Gericht untersagt vorerst heimliche Ausforschung der AfD

Bei der Beobachtung der AfD darf das Landesamt für Verfassungsschutz bis auf Weiteres keine nachrichtendienstlichen Mittel einsetzen. Das hat das Verwaltungsgericht München in einem am Dienstag veröffentlichten Beschluss entschieden. Zudem wird es dem Landesamt vorläufig untersagt, «Öffentlichkeitsarbeit hinsichtlich möglicher verfassungsfeindlicher Bestrebungen der Partei zu betreiben», hieß es in der Mitteilung. Die Beobachtung der Partei auf Basis offen zugänglicher Informationen bleibe allerdings möglich.
Die Justitia ist an einer Scheibe am Eingang zum Oberlandesgericht zu sehen. © Rolf Vennenbernd/dpa/Symbolbild

Die AfD wehrt sich vor dem Verwaltungsgericht - auch in einem Eilverfahren - dagegen, als sogenannter «Verdachtsfall» für verfassungsfeindliche Bestrebungen behandelt zu werden.

Die sogenannte Zwischenentscheidung des Verwaltungsgerichts enthält laut Mitteilung «keine inhaltliche Entscheidung darüber, ob tatsächliche Anhaltspunkte für Bestrebungen der Partei AfD bestehen, die freiheitlich demokratische Grundordnung zu beseitigen». Selbst für eine nur vorläufige Beantwortung dieser Frage werde das Gericht «angesichts der komplexen Sachlage noch einige Zeit benötigen».

In einer Folgenabwägung stellte das Gericht fest, «dass der Einsatz nachrichtendienstlicher Mittel mit dem Risiko heimlicher Ausforschung schwer in die Tätigkeit der Partei eingreife». Zusammen mit der Veröffentlichung der Beobachtung der Partei als Verdachtsfall bestehe «die Gefahr einer Beeinträchtigung der Chancengleichheit der Partei insbesondere im Hinblick auf den künftigen Landtagswahlkampf».

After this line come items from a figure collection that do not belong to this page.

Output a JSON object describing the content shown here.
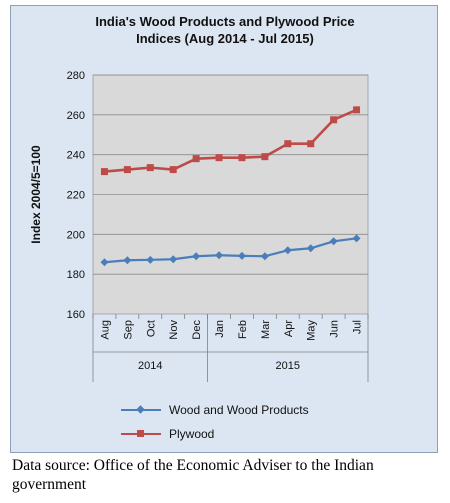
{
  "chart_data": {
    "type": "line",
    "title_lines": [
      "India's Wood Products and Plywood Price",
      "Indices (Aug 2014 - Jul 2015)"
    ],
    "ylabel": "Index 2004/5=100",
    "xlabel": "",
    "ylim": [
      160,
      280
    ],
    "yticks": [
      160,
      180,
      200,
      220,
      240,
      260,
      280
    ],
    "grid": "horizontal",
    "categories": [
      "Aug",
      "Sep",
      "Oct",
      "Nov",
      "Dec",
      "Jan",
      "Feb",
      "Mar",
      "Apr",
      "May",
      "Jun",
      "Jul"
    ],
    "year_groups": [
      {
        "label": "2014",
        "count": 5
      },
      {
        "label": "2015",
        "count": 7
      }
    ],
    "series": [
      {
        "name": "Wood and Wood Products",
        "color": "#4a7ebb",
        "marker": "diamond",
        "values": [
          186,
          187,
          187.2,
          187.5,
          189,
          189.5,
          189.2,
          189,
          192,
          193,
          196.5,
          198
        ]
      },
      {
        "name": "Plywood",
        "color": "#be4b48",
        "marker": "square",
        "values": [
          231.5,
          232.5,
          233.5,
          232.5,
          238,
          238.5,
          238.5,
          239,
          245.5,
          245.5,
          257.5,
          262.5
        ]
      }
    ],
    "legend_position": "bottom",
    "plot_background": "#d9d9d9",
    "frame_background": "#dce6f2"
  },
  "source_note": "Data source: Office of the Economic Adviser to the Indian government"
}
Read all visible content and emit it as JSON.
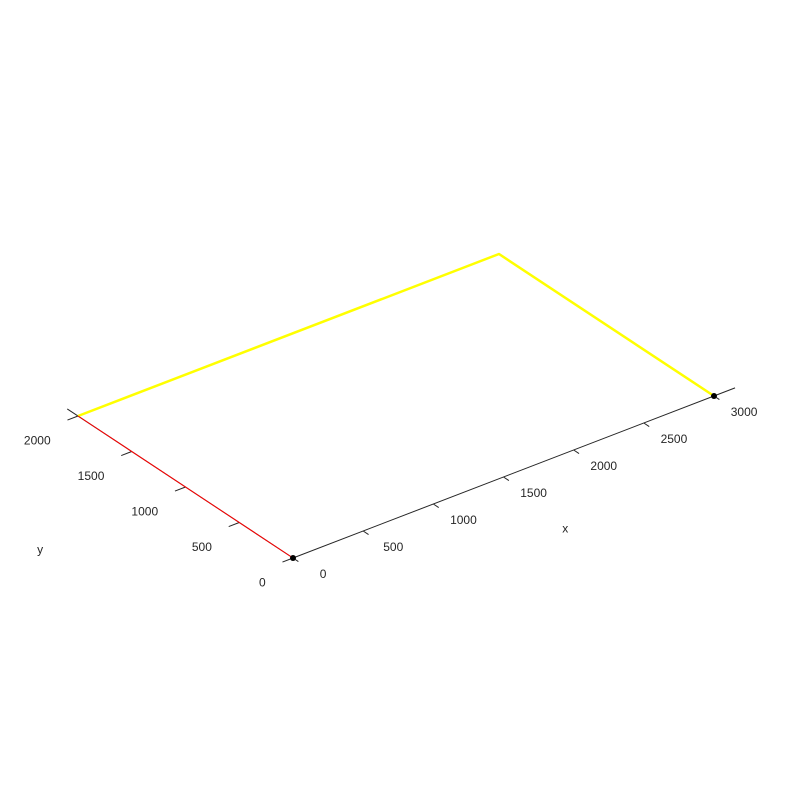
{
  "chart_data": {
    "type": "line",
    "projection": "3d-view",
    "xlabel": "x",
    "ylabel": "y",
    "xlim": [
      0,
      3000
    ],
    "ylim": [
      0,
      2000
    ],
    "x_ticks": [
      0,
      500,
      1000,
      1500,
      2000,
      2500,
      3000
    ],
    "y_ticks": [
      0,
      500,
      1000,
      1500,
      2000
    ],
    "grid": false,
    "series": [
      {
        "color": "#ffff00",
        "points": [
          [
            3000,
            0
          ],
          [
            3000,
            2000
          ],
          [
            0,
            2000
          ]
        ]
      },
      {
        "color": "#ff0000",
        "points": [
          [
            0,
            0
          ],
          [
            0,
            2000
          ]
        ]
      }
    ],
    "markers": {
      "color": "#000000",
      "points": [
        [
          0,
          0
        ],
        [
          3000,
          0
        ]
      ]
    }
  }
}
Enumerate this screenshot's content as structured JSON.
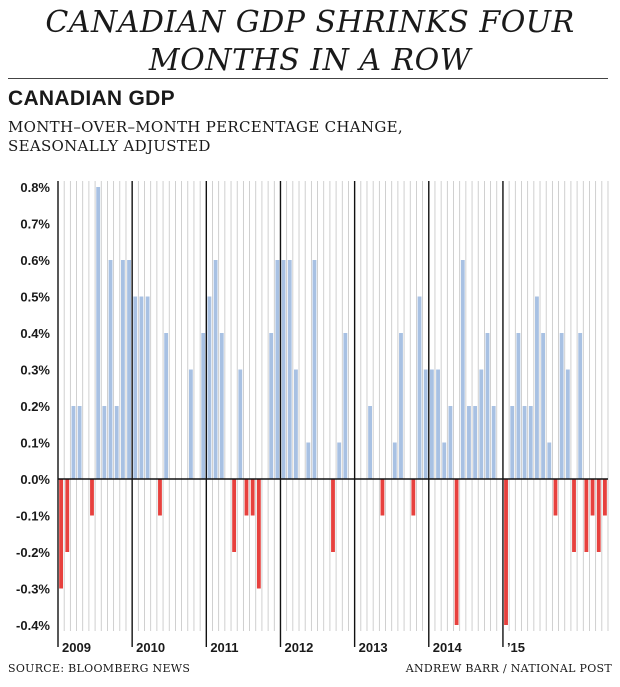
{
  "headline_line1": "CANADIAN GDP SHRINKS FOUR",
  "headline_line2": "MONTHS IN A ROW",
  "colors": {
    "positive": "#a8c1e3",
    "negative": "#e7413e",
    "grid": "#c4c4c4",
    "axis": "#111111"
  },
  "footer": {
    "source": "SOURCE: BLOOMBERG NEWS",
    "credit": "ANDREW BARR / NATIONAL POST"
  },
  "chart_data": {
    "type": "bar",
    "title": "CANADIAN GDP",
    "subtitle": "MONTH–OVER–MONTH PERCENTAGE CHANGE,\nSEASONALLY ADJUSTED",
    "ylabel": "",
    "ylim": [
      -0.4,
      0.8
    ],
    "yticks": [
      "0.8%",
      "0.7%",
      "0.6%",
      "0.5%",
      "0.4%",
      "0.3%",
      "0.2%",
      "0.1%",
      "0.0%",
      "-0.1%",
      "-0.2%",
      "-0.3%",
      "-0.4%"
    ],
    "ytick_values": [
      0.8,
      0.7,
      0.6,
      0.5,
      0.4,
      0.3,
      0.2,
      0.1,
      0.0,
      -0.1,
      -0.2,
      -0.3,
      -0.4
    ],
    "year_labels": [
      "2009",
      "2010",
      "2011",
      "2012",
      "2013",
      "2014",
      "’15"
    ],
    "year_start_index": [
      0,
      12,
      24,
      36,
      48,
      60,
      72
    ],
    "values": [
      -0.3,
      -0.2,
      0.2,
      0.2,
      0.0,
      -0.1,
      0.8,
      0.2,
      0.6,
      0.2,
      0.6,
      0.6,
      0.5,
      0.5,
      0.5,
      0.0,
      -0.1,
      0.4,
      0.0,
      0.0,
      0.0,
      0.3,
      0.0,
      0.4,
      0.5,
      0.6,
      0.4,
      0.0,
      -0.2,
      0.3,
      -0.1,
      -0.1,
      -0.3,
      0.0,
      0.4,
      0.6,
      0.6,
      0.6,
      0.3,
      0.0,
      0.1,
      0.6,
      0.0,
      0.0,
      -0.2,
      0.1,
      0.4,
      0.0,
      0.0,
      0.0,
      0.2,
      0.0,
      -0.1,
      0.0,
      0.1,
      0.4,
      0.0,
      -0.1,
      0.5,
      0.3,
      0.3,
      0.3,
      0.1,
      0.2,
      -0.4,
      0.6,
      0.2,
      0.2,
      0.3,
      0.4,
      0.2,
      0.0,
      -0.4,
      0.2,
      0.4,
      0.2,
      0.2,
      0.5,
      0.4,
      0.1,
      -0.1,
      0.4,
      0.3,
      -0.2,
      0.4,
      -0.2,
      -0.1,
      -0.2,
      -0.1
    ]
  }
}
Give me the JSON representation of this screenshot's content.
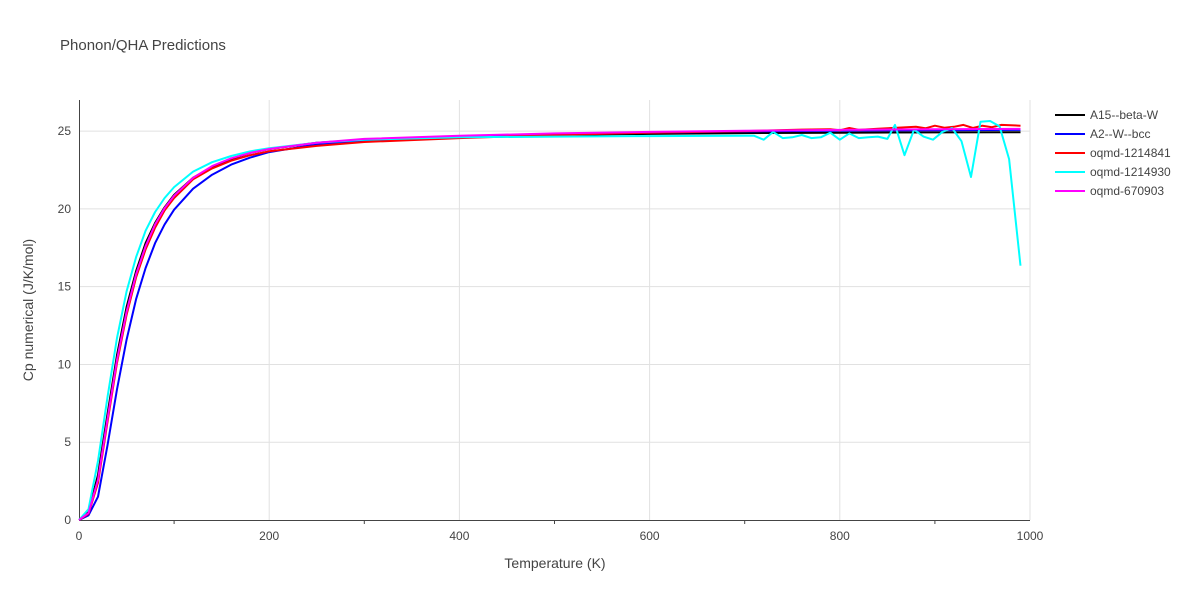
{
  "chart_data": {
    "type": "line",
    "title": "Phonon/QHA Predictions",
    "xlabel": "Temperature (K)",
    "ylabel": "Cp numerical (J/K/mol)",
    "xlim": [
      0,
      1000
    ],
    "ylim": [
      0,
      27
    ],
    "x_ticks": [
      0,
      200,
      400,
      600,
      800,
      1000
    ],
    "y_ticks": [
      0,
      5,
      10,
      15,
      20,
      25
    ],
    "grid": true,
    "legend_position": "top-right",
    "series": [
      {
        "name": "A15--beta-W",
        "color": "#000000",
        "points": [
          [
            0,
            0
          ],
          [
            10,
            0.5
          ],
          [
            20,
            2.9
          ],
          [
            30,
            6.8
          ],
          [
            40,
            10.6
          ],
          [
            50,
            13.7
          ],
          [
            60,
            16.0
          ],
          [
            70,
            17.8
          ],
          [
            80,
            19.1
          ],
          [
            90,
            20.1
          ],
          [
            100,
            20.9
          ],
          [
            120,
            22.0
          ],
          [
            140,
            22.7
          ],
          [
            160,
            23.2
          ],
          [
            180,
            23.6
          ],
          [
            200,
            23.85
          ],
          [
            250,
            24.25
          ],
          [
            300,
            24.45
          ],
          [
            400,
            24.65
          ],
          [
            500,
            24.75
          ],
          [
            600,
            24.82
          ],
          [
            700,
            24.87
          ],
          [
            800,
            24.9
          ],
          [
            900,
            24.92
          ],
          [
            990,
            24.93
          ]
        ]
      },
      {
        "name": "A2--W--bcc",
        "color": "#0000ff",
        "points": [
          [
            0,
            0
          ],
          [
            10,
            0.3
          ],
          [
            20,
            1.5
          ],
          [
            30,
            4.8
          ],
          [
            40,
            8.4
          ],
          [
            50,
            11.6
          ],
          [
            60,
            14.2
          ],
          [
            70,
            16.2
          ],
          [
            80,
            17.8
          ],
          [
            90,
            19.0
          ],
          [
            100,
            19.95
          ],
          [
            120,
            21.3
          ],
          [
            140,
            22.2
          ],
          [
            160,
            22.85
          ],
          [
            180,
            23.3
          ],
          [
            200,
            23.65
          ],
          [
            250,
            24.15
          ],
          [
            300,
            24.4
          ],
          [
            400,
            24.65
          ],
          [
            500,
            24.8
          ],
          [
            600,
            24.9
          ],
          [
            700,
            24.98
          ],
          [
            800,
            25.03
          ],
          [
            900,
            25.06
          ],
          [
            990,
            25.08
          ]
        ]
      },
      {
        "name": "oqmd-1214841",
        "color": "#ff0000",
        "points": [
          [
            0,
            0
          ],
          [
            10,
            0.4
          ],
          [
            20,
            2.4
          ],
          [
            30,
            6.3
          ],
          [
            40,
            10.1
          ],
          [
            50,
            13.2
          ],
          [
            60,
            15.6
          ],
          [
            70,
            17.4
          ],
          [
            80,
            18.8
          ],
          [
            90,
            19.9
          ],
          [
            100,
            20.7
          ],
          [
            120,
            21.9
          ],
          [
            140,
            22.6
          ],
          [
            160,
            23.1
          ],
          [
            180,
            23.45
          ],
          [
            200,
            23.7
          ],
          [
            250,
            24.05
          ],
          [
            300,
            24.3
          ],
          [
            400,
            24.55
          ],
          [
            500,
            24.75
          ],
          [
            600,
            24.9
          ],
          [
            700,
            25.0
          ],
          [
            760,
            25.1
          ],
          [
            790,
            25.12
          ],
          [
            800,
            25.05
          ],
          [
            810,
            25.2
          ],
          [
            820,
            25.08
          ],
          [
            840,
            25.15
          ],
          [
            860,
            25.22
          ],
          [
            880,
            25.28
          ],
          [
            890,
            25.18
          ],
          [
            900,
            25.35
          ],
          [
            910,
            25.22
          ],
          [
            920,
            25.28
          ],
          [
            930,
            25.4
          ],
          [
            940,
            25.2
          ],
          [
            950,
            25.35
          ],
          [
            960,
            25.25
          ],
          [
            970,
            25.4
          ],
          [
            990,
            25.35
          ]
        ]
      },
      {
        "name": "oqmd-1214930",
        "color": "#00ffff",
        "points": [
          [
            0,
            0
          ],
          [
            10,
            0.7
          ],
          [
            20,
            3.8
          ],
          [
            30,
            7.9
          ],
          [
            40,
            11.7
          ],
          [
            50,
            14.7
          ],
          [
            60,
            16.9
          ],
          [
            70,
            18.6
          ],
          [
            80,
            19.8
          ],
          [
            90,
            20.7
          ],
          [
            100,
            21.4
          ],
          [
            120,
            22.4
          ],
          [
            140,
            23.0
          ],
          [
            160,
            23.4
          ],
          [
            180,
            23.7
          ],
          [
            200,
            23.9
          ],
          [
            250,
            24.25
          ],
          [
            300,
            24.45
          ],
          [
            400,
            24.6
          ],
          [
            500,
            24.65
          ],
          [
            600,
            24.68
          ],
          [
            700,
            24.7
          ],
          [
            710,
            24.7
          ],
          [
            720,
            24.45
          ],
          [
            730,
            24.95
          ],
          [
            740,
            24.55
          ],
          [
            750,
            24.6
          ],
          [
            760,
            24.75
          ],
          [
            770,
            24.55
          ],
          [
            780,
            24.6
          ],
          [
            790,
            24.9
          ],
          [
            800,
            24.45
          ],
          [
            810,
            24.85
          ],
          [
            820,
            24.55
          ],
          [
            830,
            24.6
          ],
          [
            840,
            24.65
          ],
          [
            850,
            24.5
          ],
          [
            858,
            25.4
          ],
          [
            868,
            23.45
          ],
          [
            878,
            25.1
          ],
          [
            888,
            24.65
          ],
          [
            898,
            24.45
          ],
          [
            908,
            24.95
          ],
          [
            918,
            25.2
          ],
          [
            928,
            24.35
          ],
          [
            938,
            22.05
          ],
          [
            948,
            25.6
          ],
          [
            958,
            25.65
          ],
          [
            968,
            25.3
          ],
          [
            978,
            23.2
          ],
          [
            990,
            16.35
          ]
        ]
      },
      {
        "name": "oqmd-670903",
        "color": "#ff00ff",
        "points": [
          [
            0,
            0
          ],
          [
            10,
            0.45
          ],
          [
            20,
            2.6
          ],
          [
            30,
            6.5
          ],
          [
            40,
            10.3
          ],
          [
            50,
            13.4
          ],
          [
            60,
            15.8
          ],
          [
            70,
            17.6
          ],
          [
            80,
            19.0
          ],
          [
            90,
            20.05
          ],
          [
            100,
            20.85
          ],
          [
            120,
            22.0
          ],
          [
            140,
            22.75
          ],
          [
            160,
            23.25
          ],
          [
            180,
            23.6
          ],
          [
            200,
            23.85
          ],
          [
            250,
            24.25
          ],
          [
            300,
            24.5
          ],
          [
            400,
            24.7
          ],
          [
            500,
            24.85
          ],
          [
            600,
            24.95
          ],
          [
            700,
            25.02
          ],
          [
            800,
            25.08
          ],
          [
            900,
            25.12
          ],
          [
            990,
            25.14
          ]
        ]
      }
    ]
  }
}
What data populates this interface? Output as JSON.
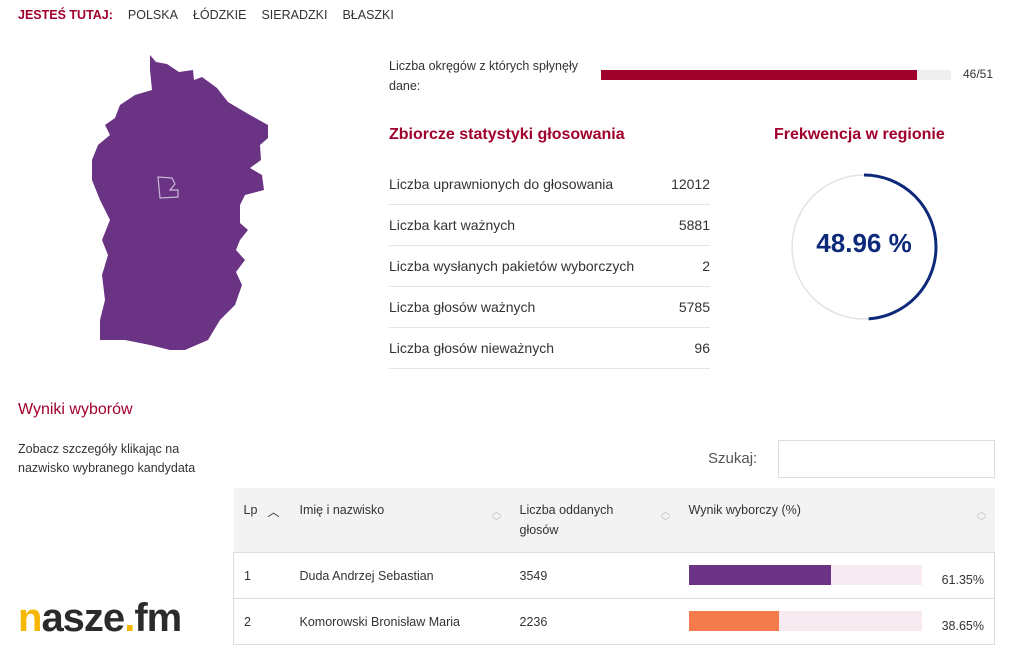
{
  "breadcrumb": {
    "label": "JESTEŚ TUTAJ:",
    "items": [
      "POLSKA",
      "ŁÓDZKIE",
      "SIERADZKI",
      "BŁASZKI"
    ]
  },
  "progress": {
    "label": "Liczba okręgów z których spłynęły dane:",
    "value_text": "46/51",
    "fraction": 0.902,
    "color": "#a0002c"
  },
  "stats": {
    "title": "Zbiorcze statystyki głosowania",
    "rows": [
      {
        "label": "Liczba uprawnionych do głosowania",
        "value": "12012"
      },
      {
        "label": "Liczba kart ważnych",
        "value": "5881"
      },
      {
        "label": "Liczba wysłanych pakietów wyborczych",
        "value": "2"
      },
      {
        "label": "Liczba głosów ważnych",
        "value": "5785"
      },
      {
        "label": "Liczba głosów nieważnych",
        "value": "96"
      }
    ]
  },
  "turnout": {
    "title": "Frekwencja w regionie",
    "value_text": "48.96 %",
    "percent": 48.96,
    "color": "#0d2a7a"
  },
  "results": {
    "title": "Wyniki wyborów",
    "description": "Zobacz szczegóły klikając na nazwisko wybranego kandydata",
    "search_label": "Szukaj:",
    "search_value": "",
    "columns": [
      "Lp",
      "Imię i nazwisko",
      "Liczba oddanych głosów",
      "Wynik wyborczy (%)"
    ],
    "rows": [
      {
        "lp": "1",
        "name": "Duda Andrzej Sebastian",
        "votes": "3549",
        "pct_text": "61.35%",
        "pct": 61.35,
        "color": "#6a3384"
      },
      {
        "lp": "2",
        "name": "Komorowski Bronisław Maria",
        "votes": "2236",
        "pct_text": "38.65%",
        "pct": 38.65,
        "color": "#f47c4c"
      }
    ]
  },
  "logo": "nasze.fm",
  "map_color": "#6a3384"
}
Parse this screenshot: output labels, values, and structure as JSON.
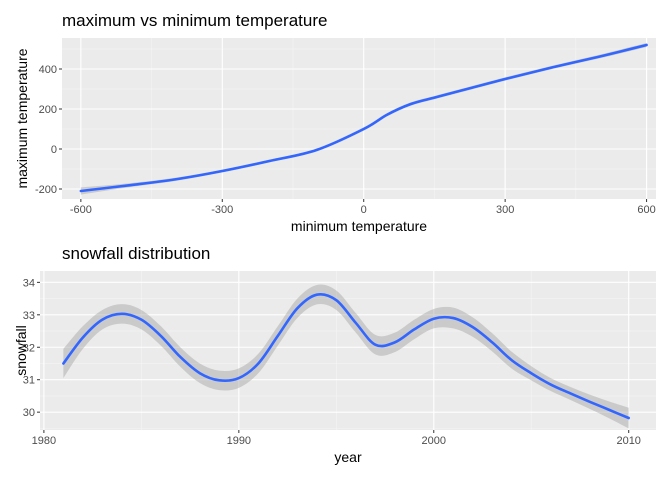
{
  "chart_data": [
    {
      "type": "line",
      "title": "maximum vs minimum temperature",
      "xlabel": "minimum temperature",
      "ylabel": "maximum temperature",
      "xlim": [
        -640,
        620
      ],
      "ylim": [
        -250,
        555
      ],
      "x_ticks": [
        -600,
        -300,
        0,
        300,
        600
      ],
      "x_tick_labels": [
        "-600",
        "-300",
        "0",
        "300",
        "600"
      ],
      "y_ticks": [
        -200,
        0,
        200,
        400
      ],
      "y_tick_labels": [
        "-200",
        "0",
        "200",
        "400"
      ],
      "grid": true,
      "smooth_band": true,
      "series": [
        {
          "x": [
            -600,
            -500,
            -400,
            -300,
            -200,
            -100,
            0,
            50,
            100,
            150,
            200,
            300,
            400,
            500,
            600
          ],
          "y": [
            -210,
            -182,
            -152,
            -110,
            -60,
            -5,
            100,
            172,
            225,
            257,
            288,
            350,
            408,
            462,
            520
          ],
          "band": [
            18,
            10,
            8,
            7,
            7,
            7,
            8,
            8,
            8,
            8,
            8,
            8,
            8,
            9,
            10
          ]
        }
      ]
    },
    {
      "type": "line",
      "title": "snowfall distribution",
      "xlabel": "year",
      "ylabel": "snowfall",
      "xlim": [
        1979.8,
        2011.4
      ],
      "ylim": [
        29.45,
        34.35
      ],
      "x_ticks": [
        1980,
        1990,
        2000,
        2010
      ],
      "x_tick_labels": [
        "1980",
        "1990",
        "2000",
        "2010"
      ],
      "y_ticks": [
        30,
        31,
        32,
        33,
        34
      ],
      "y_tick_labels": [
        "30",
        "31",
        "32",
        "33",
        "34"
      ],
      "grid": true,
      "smooth_band": true,
      "series": [
        {
          "x": [
            1981,
            1982,
            1983,
            1984,
            1985,
            1986,
            1987,
            1988,
            1989,
            1990,
            1991,
            1992,
            1993,
            1994,
            1995,
            1996,
            1997,
            1998,
            1999,
            2000,
            2001,
            2002,
            2003,
            2004,
            2005,
            2006,
            2007,
            2008,
            2009,
            2010
          ],
          "y": [
            31.5,
            32.3,
            32.85,
            33.03,
            32.85,
            32.35,
            31.7,
            31.2,
            30.98,
            31.05,
            31.5,
            32.35,
            33.2,
            33.62,
            33.45,
            32.75,
            32.08,
            32.15,
            32.55,
            32.88,
            32.9,
            32.62,
            32.15,
            31.6,
            31.2,
            30.85,
            30.58,
            30.32,
            30.07,
            29.82
          ],
          "band": [
            0.45,
            0.35,
            0.3,
            0.3,
            0.3,
            0.3,
            0.3,
            0.3,
            0.3,
            0.3,
            0.3,
            0.3,
            0.3,
            0.3,
            0.3,
            0.3,
            0.3,
            0.3,
            0.3,
            0.3,
            0.32,
            0.3,
            0.28,
            0.26,
            0.22,
            0.2,
            0.2,
            0.22,
            0.26,
            0.32
          ]
        }
      ]
    }
  ]
}
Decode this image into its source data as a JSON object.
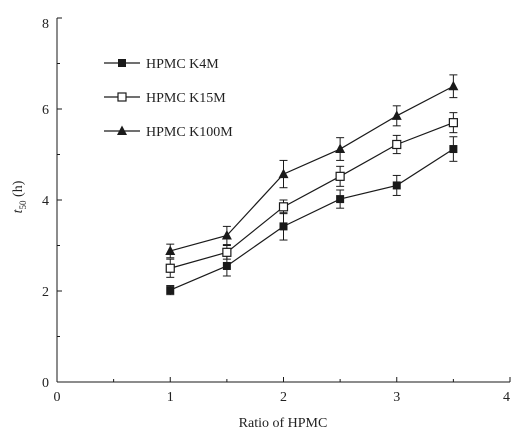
{
  "chart_data": {
    "type": "line",
    "xlabel": "Ratio of HPMC",
    "ylabel": {
      "main": "t",
      "sub": "50",
      "unit": " (h)"
    },
    "xlim": [
      0,
      4
    ],
    "ylim": [
      0,
      8
    ],
    "xticks": [
      "0",
      "1",
      "2",
      "3",
      "4"
    ],
    "yticks": [
      "0",
      "2",
      "4",
      "6",
      "8"
    ],
    "grid": false,
    "legend_position": "top-left",
    "x": [
      1,
      1.5,
      2,
      2.5,
      3,
      3.5
    ],
    "series": [
      {
        "name": "HPMC K4M",
        "marker": "filled-square",
        "values": [
          2.02,
          2.55,
          3.42,
          4.02,
          4.32,
          5.12
        ],
        "errors": [
          0.1,
          0.22,
          0.3,
          0.2,
          0.22,
          0.27
        ]
      },
      {
        "name": "HPMC K15M",
        "marker": "open-square",
        "values": [
          2.5,
          2.85,
          3.85,
          4.52,
          5.22,
          5.7
        ],
        "errors": [
          0.2,
          0.15,
          0.15,
          0.22,
          0.2,
          0.22
        ]
      },
      {
        "name": "HPMC K100M",
        "marker": "filled-triangle",
        "values": [
          2.88,
          3.22,
          4.57,
          5.12,
          5.85,
          6.5
        ],
        "errors": [
          0.15,
          0.2,
          0.3,
          0.25,
          0.22,
          0.25
        ]
      }
    ],
    "colors": {
      "line": "#1a1a1a",
      "marker": "#1a1a1a",
      "open_fill": "#ffffff"
    }
  }
}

Das Gericht betonte aber auch, dass der Verfassungsschutz mit der Sicherung der freiheitlich demokratischen Grundordnung eine Aufgabe von hohem verfassungsrechtlichem Rang wahrnehme. Die AfD müsse deshalb vorläufig hinnehmen, zumindest aus öffentlich zugänglichen Quellen beobachtet zu werden, entschied das Gericht.

Das Innenministerium hatte im September mitgeteilt, dass die AfD nunmehr auch in Bayern als Gesamtpartei vom Verfassungsschutz beobachtet wird. «Das dient der Aufklärung, inwieweit in der AfD als Gesamtpartei Bestrebungen vorliegen, die den Kernbestand des Grundgesetzes zu beeinträchtigen oder zu beseitigen versuchen», hieß es zur Begründung. Landtagsabgeordnete würden aber nicht beobachtet.

Ein Sprecher des bayerischen Verfassungsschutzes hatte damals aber bereits betont: «Im Rahmen der Verhältnismäßigkeit ist zu berücksichtigen, dass die AfD noch nicht als erwiesen extremistisch eingestuft ist.» Damit machte er schon vor der jetzigen Entscheidung des Gerichts deutlich, dass dem Landesamt bewusst ist, dass nicht automatisch alle nur denkbaren Maßnahmen jederzeit erlaubt sind.

Wann das Gericht im Eilverfahren entscheiden wird, ist offen. Dies lasse sich derzeit noch nicht prognostizieren. Gegen den Beschluss (Az. M 30 E 22.4913) können die Beteiligten innerhalb von zwei Wochen Beschwerde beim Bayerischen Verwaltungsgerichtshof einlegen.